The battle lines are being drawn ever sharper in Russiagate, which American Enterprise Institute resident scholar Norman Ornstein predicts will end with Mueller indicting Trump, followed by the president pardoning himself and firing the special prosecutor, followed by patriot militias loyal to the president brutally suppressing mass protests, leading to a declaration of martial law.
The latest development turns on Deputy Attorney General Rod Rosenstein’s unprecedented decision to release the Foreign Intelligence Surveillance Act warrant application against one-time Trump campaign advisor Carter Page.
Taken in light of the behavior of a US president who bullies the heads of state for ostensible allies like Canada, Germany and the United Kingdom while blowing kisses to Vladimir Putin, the FISA application certainly raises eyebrows.

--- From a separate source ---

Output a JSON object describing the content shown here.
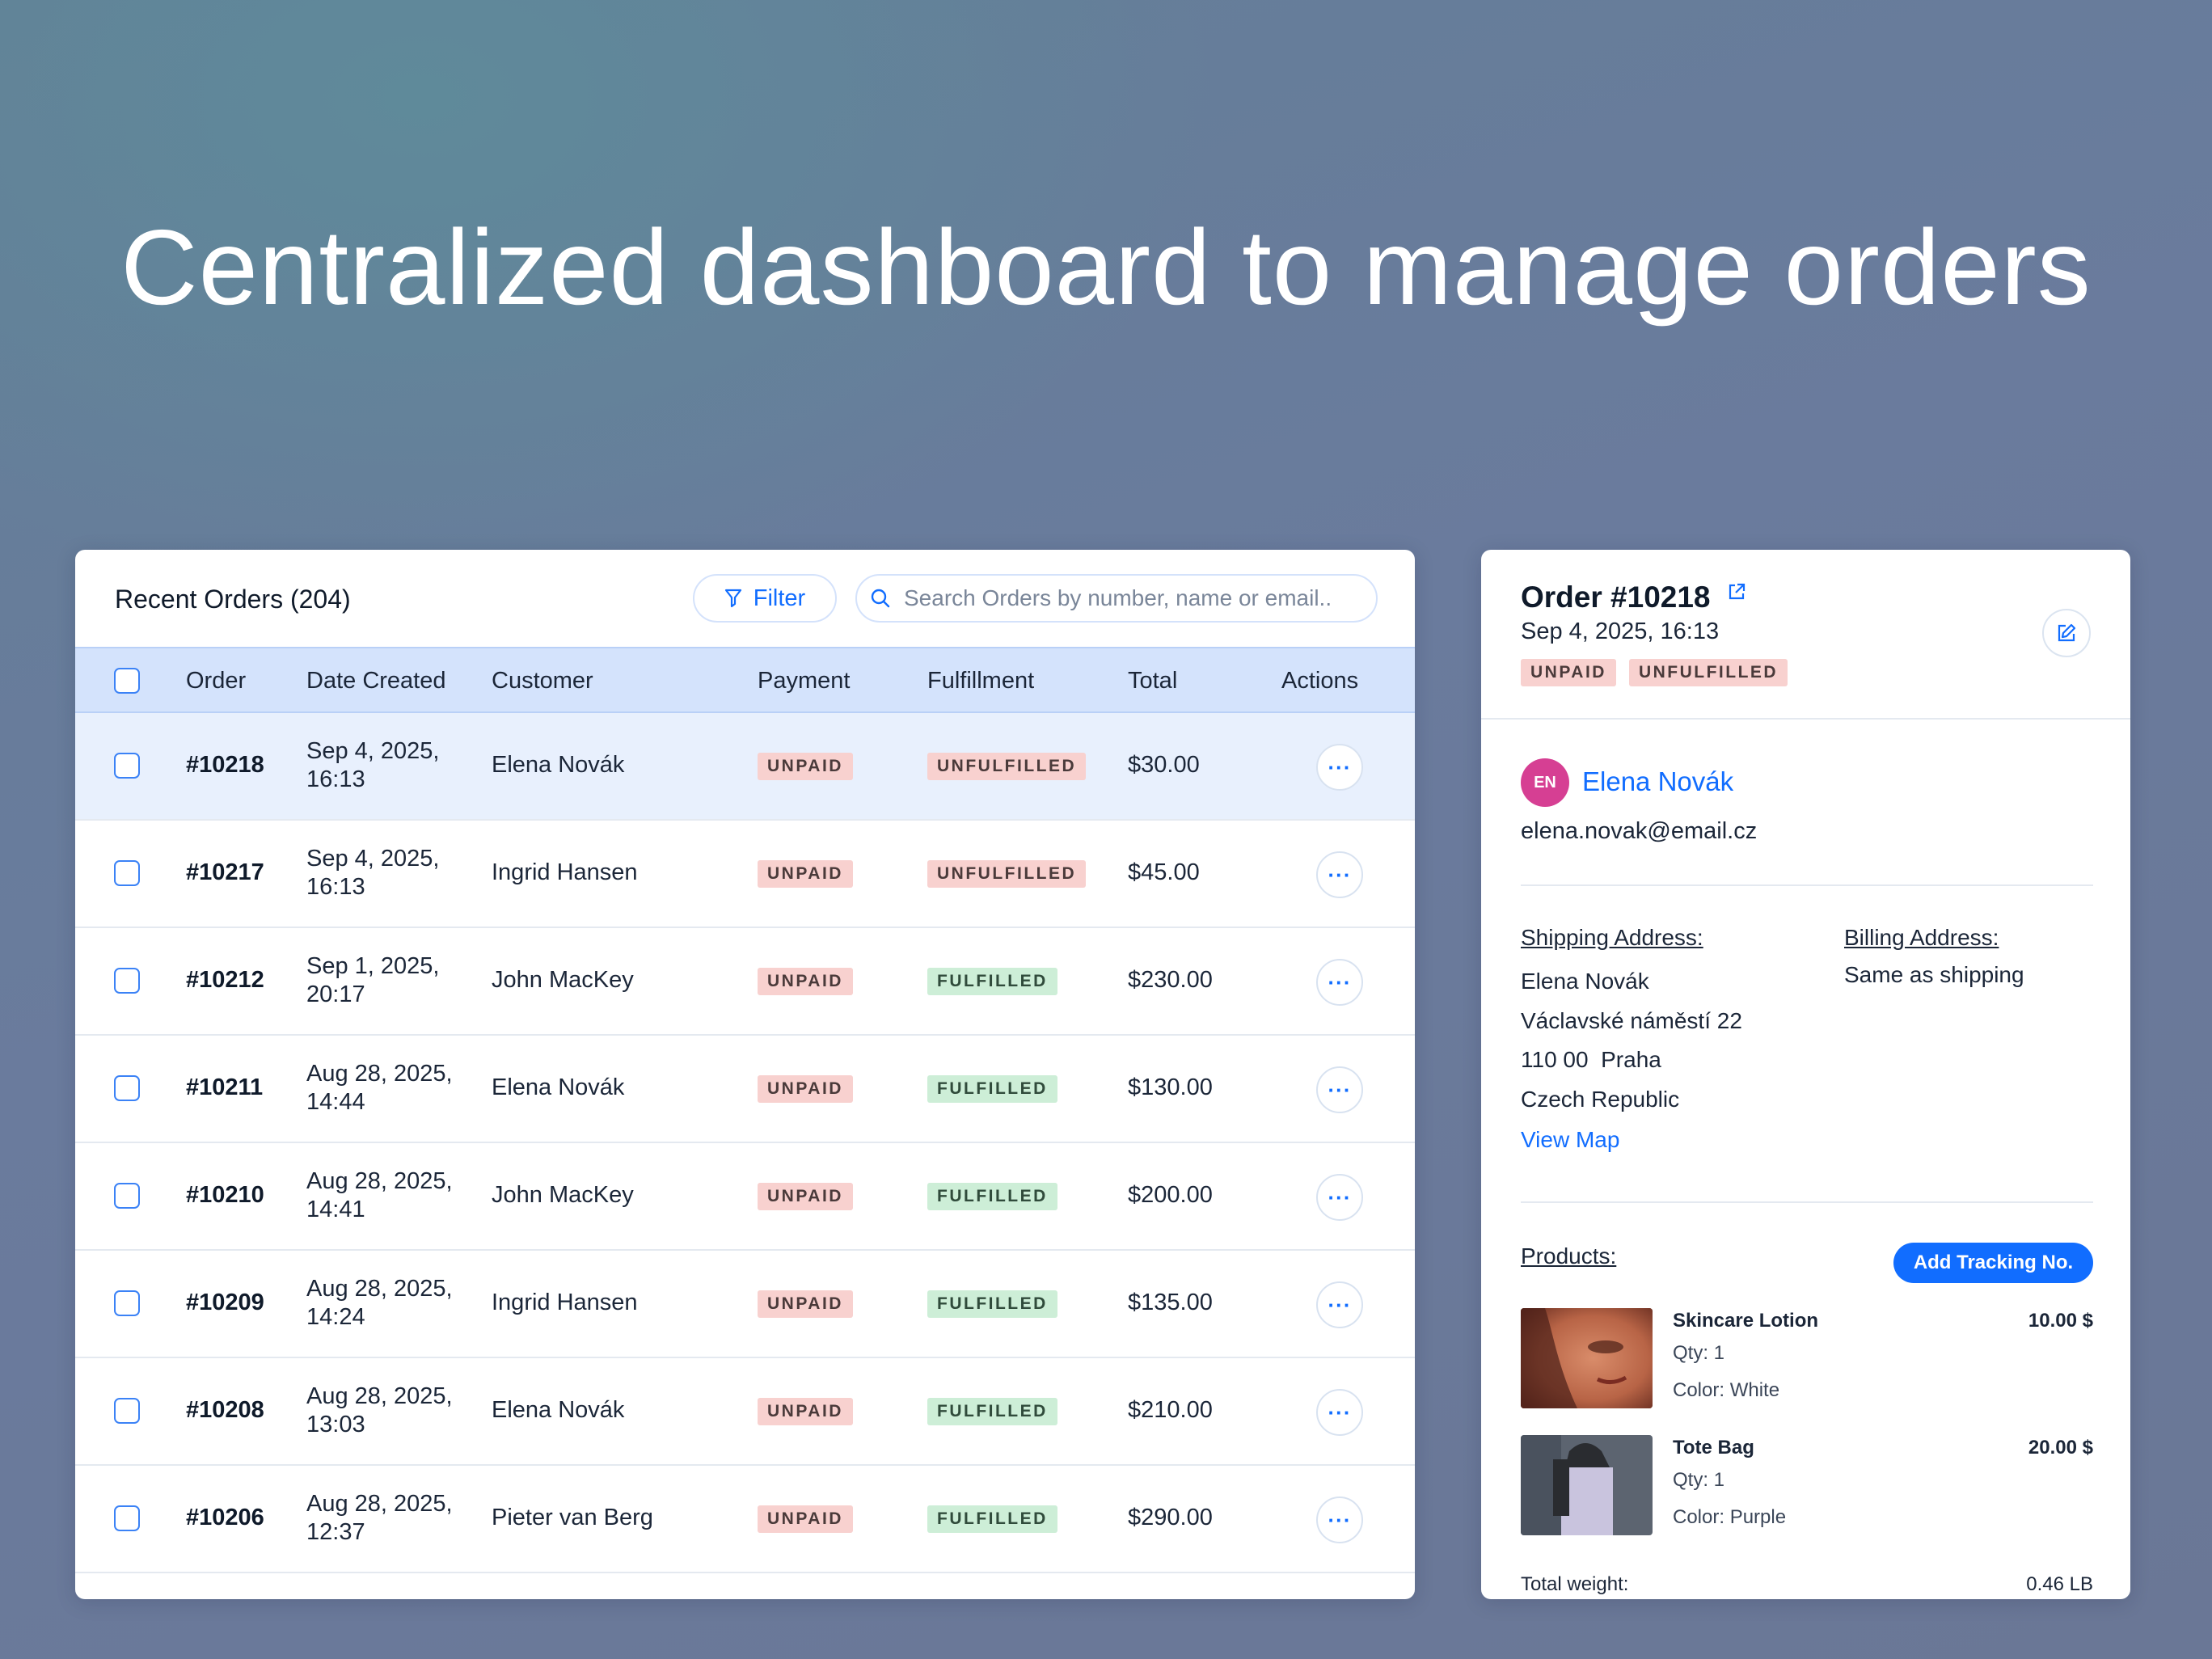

“The FBI believes that Page has been collaborating and conspiring with the Russian government,” the application reads. “Based on the foregoing facts and circumstances, the FBI submits that there is probable cause to believe that Page… knowingly engaged in clandestine intelligence activities (other than intelligence gathering activities) for or on behalf of such foreign power….”
The FISA application points to exactly what the Russian government might want from the Trump administration in exchange for their services in releasing damaging information on Hillary Clinton (see the Democratic National Committee emails). “According to open-source information, in July 2016, Page traveled to Russia and delivered the commencement address at the New Economic School,” the application reads. “In addition to giving this address, the FBI has learned that Page met at least two Russian officials during this trip.” A heavily redacted section of the application references a “secret meeting” with an Igor Sechin, who is president of the Russian energy company Rosneft. An unidentified source tells the FBI that “Page and Sechin discussed future bilateral energy cooperation and the prospects for an associated move to lift Ukraine-related Western sanctions against Russia.”
Trump apologists, including US Rep. Devin Nunes, have argued that the source material — widely believed to have come from Christopher Steele — for the warrant is fatally compromised because Steele was helping the Clinton campaign. They’ve additionally argued that the FBI failed to verify the raw intelligence from Steele. (Put aside for a moment that the FBI’s inquiry into Trump’s entanglements with Russia was not triggered by the Steele dossier.)
One problem for Trump’s apologists is that, however shoddy the FBI’s application for a FISA warrant, judges approved it three different times, including under the Trump administration.
In a piece published by the National Review on Monday, Andrew McCarthy, a retired federal prosecutor, argues that “the newly disclosed FISA applications are so shoddy that the judges who approved them ought to be asked some hard questions.”
He goes on to say, “Much of my bewilderment, in fact, stems from the certainty that if I was so daft as to try to get a warrant based on the good reputation of one of my FBI case agents, with no corroboration of his or her sources, just about any federal judge in the Southern District of New York would have knocked my block off — and rightly so.”
Not every Republican lawmaker in Washington is ready to start impugning federal judges to provide cover for Trump. Sen. Richard Burr, the Republican from Winston-Salem who chairs the Senate Intelligence Committee, told CNN on Tuesday: “I don’t think I ever expressed that I thought the FISA application came up short. There [were] sound reasons as to why judges issued the FISA.”